Cashman has been GM since 1998 and is signed to a five-year contract through 2022.

QUALIFYING OFFERS: The price of a qualifying offer to Major League Baseball free agents dropped by $500,000 to $18.4 million, a sign of the slide in salaries.

The figure is determined by the average of the top 125 major league contracts this year and marks only the second fall. The price fell by $100,000 to $17.8 million in 2019, then rose to $18.9 million in 2020.

Among the top players eligible for free agency following the World Series are Atlanta first baseman Freddie Freeman, Los Angeles Dodgers pitcher Max Scherzer and shortstop Corey Seager, Houston shortstop Carlos Correa, Colorado shortstop Trevor Story, Toronto shortstop Marcus Semien, Yankees first baseman Anthony Rizzo, San Francisco third baseman/outfielder Kris Bryant, and Mets pitcher Noah Syndergaard, outfielder Michael Conforto and shortstop Javier Baez.

A qualifying offer can be made through the fifth day after the World Series, and a player has a week after that to accept.
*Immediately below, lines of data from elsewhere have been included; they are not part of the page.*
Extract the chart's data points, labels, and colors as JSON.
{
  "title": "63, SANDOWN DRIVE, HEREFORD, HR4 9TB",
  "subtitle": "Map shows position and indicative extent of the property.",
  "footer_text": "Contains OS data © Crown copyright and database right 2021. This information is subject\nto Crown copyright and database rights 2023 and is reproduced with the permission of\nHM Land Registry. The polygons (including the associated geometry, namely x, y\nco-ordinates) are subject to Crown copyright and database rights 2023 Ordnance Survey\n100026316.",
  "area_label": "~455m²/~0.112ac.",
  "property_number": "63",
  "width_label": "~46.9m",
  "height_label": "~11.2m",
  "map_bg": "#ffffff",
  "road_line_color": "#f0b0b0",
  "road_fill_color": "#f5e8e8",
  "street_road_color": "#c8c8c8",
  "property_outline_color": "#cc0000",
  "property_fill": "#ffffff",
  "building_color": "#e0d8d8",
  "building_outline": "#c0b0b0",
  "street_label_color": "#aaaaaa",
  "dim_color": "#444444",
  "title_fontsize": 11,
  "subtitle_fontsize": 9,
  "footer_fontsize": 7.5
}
If a team makes a qualifying offer to a player who signs a major league contract with another club before the amateur draft, his former club would receive a draft pick as compensation at the end of the first round or at the end of competitive balance round B. The placement depends on whether the new contract is worth $50 million or more and the revenue-sharing and luxury tax status of the team losing the player.

While the collective bargaining agreement expires Dec. 1, the rules remain in effect until a successor agreement or until implementation of new work rules following an impasse in bargaining.

A free agent can be made a qualifying offer only if he has been with the same team continuously since opening day and has never received a qualifying offer before.